If there’s a hint of bitterness in 55-year-old Roswitha Kerbel’s voice, it is easy to understand. For a woman with a wide range of qualifications who has spent much of her life pursuing a high-powered career in publishing, suddenly finding yourself unemployable when you know you want to work is deeply frustrating. In her early 50s, she spent four years hunting for a job in Vienna, Austria, without a suitable offer. “I got a lot of refusals,” she recalls. “I got very discouraged. You start to feel old and worthless.” 

Finally, her job centre suggested she should contact Initiative 50, a scheme funded by the European Union through the European Social Fund and designed to put older workers in touch with employers who recognise their value. In January 2008 they suggested she should send her CV to Licht ins Dunkel (Light in the Darkness), a popular Vienna-based charity organisation that works with Austrian TV and celebrities to raise money for needy families. The organisation called her to interview, and within an hour Roswitha was offered a job.

Dedicated to books

Roswitha was born in Graz in Austria, but moved to Stuttgart in Germany at the age of six, where she grew up and studied. She qualified in librarianship before obtaining extra skills in economics and information technology and moving into publishing. 

“I have always concentrated on my career. I love books,” she explains, pointing to the rows of volumes which line her sitting room walls from floor to ceiling. “I held senior posts in marketing with some major publishing companies. I used to work 60 to 70 hours a week, and did a lot of travelling, with responsibility for organising book fairs and launches. It was a very hard job.” 
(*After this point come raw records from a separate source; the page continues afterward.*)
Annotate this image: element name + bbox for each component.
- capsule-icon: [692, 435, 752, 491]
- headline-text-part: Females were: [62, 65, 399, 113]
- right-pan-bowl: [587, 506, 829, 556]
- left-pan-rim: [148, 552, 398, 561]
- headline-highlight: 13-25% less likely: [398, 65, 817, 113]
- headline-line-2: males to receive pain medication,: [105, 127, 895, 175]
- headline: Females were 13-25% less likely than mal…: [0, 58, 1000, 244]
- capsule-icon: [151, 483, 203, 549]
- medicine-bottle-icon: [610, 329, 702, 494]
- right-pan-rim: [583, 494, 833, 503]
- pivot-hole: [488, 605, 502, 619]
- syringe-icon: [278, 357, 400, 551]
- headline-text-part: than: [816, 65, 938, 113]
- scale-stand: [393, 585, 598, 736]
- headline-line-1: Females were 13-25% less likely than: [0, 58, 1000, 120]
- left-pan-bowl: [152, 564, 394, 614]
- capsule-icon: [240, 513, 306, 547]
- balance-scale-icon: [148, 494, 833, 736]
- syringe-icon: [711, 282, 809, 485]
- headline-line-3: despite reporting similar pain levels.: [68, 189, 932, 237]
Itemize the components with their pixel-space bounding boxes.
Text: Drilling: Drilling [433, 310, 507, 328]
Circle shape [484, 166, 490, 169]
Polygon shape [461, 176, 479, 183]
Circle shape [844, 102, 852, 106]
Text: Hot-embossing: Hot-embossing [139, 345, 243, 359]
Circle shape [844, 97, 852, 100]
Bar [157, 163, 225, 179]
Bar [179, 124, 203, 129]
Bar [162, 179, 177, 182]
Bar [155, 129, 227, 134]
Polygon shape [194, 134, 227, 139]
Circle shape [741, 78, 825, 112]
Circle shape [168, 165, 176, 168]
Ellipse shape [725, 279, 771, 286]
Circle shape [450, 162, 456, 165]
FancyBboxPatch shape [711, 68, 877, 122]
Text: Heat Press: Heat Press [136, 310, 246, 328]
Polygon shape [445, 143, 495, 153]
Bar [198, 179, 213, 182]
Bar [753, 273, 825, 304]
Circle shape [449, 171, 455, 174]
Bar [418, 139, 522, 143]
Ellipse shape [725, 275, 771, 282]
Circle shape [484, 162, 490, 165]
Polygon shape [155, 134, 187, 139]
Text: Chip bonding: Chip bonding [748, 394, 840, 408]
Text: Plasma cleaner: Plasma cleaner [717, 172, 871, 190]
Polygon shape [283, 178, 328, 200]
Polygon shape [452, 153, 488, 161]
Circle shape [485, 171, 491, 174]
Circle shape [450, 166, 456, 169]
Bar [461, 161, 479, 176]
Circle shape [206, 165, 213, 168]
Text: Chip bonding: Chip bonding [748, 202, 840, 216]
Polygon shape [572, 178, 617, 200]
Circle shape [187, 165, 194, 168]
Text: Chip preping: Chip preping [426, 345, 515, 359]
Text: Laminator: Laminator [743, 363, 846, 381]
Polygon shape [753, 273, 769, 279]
When her first marriage ended in divorce, she moved back to Austria in 1993, where she met her second husband Michael Estl. Roswitha felt the time had come for a change in her life. “My first marriage broke down because I was so busy in my job,” she recalls. “I was away from home for too long and it was too tiring. I didn’t want the same thing to happen again.” 

A house in the country

Roswitha and Michael married in 2000. They bought a house in the village of Königstetten, on the edge of the beautiful Vienna Woods outside the Austrian capital. Eating breakfast on their terrace, they look out over their garden to rolling hills and fields of vivid yellow rape. Michael works at home as a computer programmer, in the company of the couple’s two enormous dogs, Benny and Teddy, and cats Mimi and Pepper.

At that time, Roswitha also needed flexibility to care for her elderly father – every two or three weeks she travelled back to Stuttgart where her parents still lived – and for her mother-in-law in Vienna. She gave up her job in publishing and started to look around for a new career direction. The garden seemed to hold the key: “I have always loved gardening, but I had no idea about plants,” she says. She took a one-year training course in landscape gardening, followed by employment in the Vienna Woods nature park. She was responsible for planning events and excursions for groups of visitors, as well as accounting and administration, but the post did not last. “I would have loved to get a permanent job, but I was too old.” 

Roswitha says she started to become aware of the age discrimination problem some 10 years ago. She puts it down to the higher cost of social insurance that employers pay for older staff. “There’s a lot of pressure, because there are not that many jobs on the market, so companies offer work to the cheaper staff,” she argues.

Financial independence 

Yet Initiative 50 has given Roswitha another new start. She has been working full-time for Licht ins Dunkel since February 2008. The scheme pays participants’ salaries for the first three months, giving employers an additional incentive to hire. She admits that office administration is not her ‘dream’ job, and it could be more interesting. “But at my age I don’t want to have all that responsibility any more,” she explains. “I want to take life easier. It’s a difficult situation, and I appreciate the opportunity to have a job again. I’m not a typical housewife. I like working very much, and I enjoy being with my colleagues. And I’m glad to be able to earn my own income because I like to be financially independent. 

“Initiative 50 is a very good scheme because it helps older people to find suitable jobs, and that’s not easy. Now I have time for my garden, my husband and my dogs. I don’t want the stress I had before. The project has helped me to achieve that.”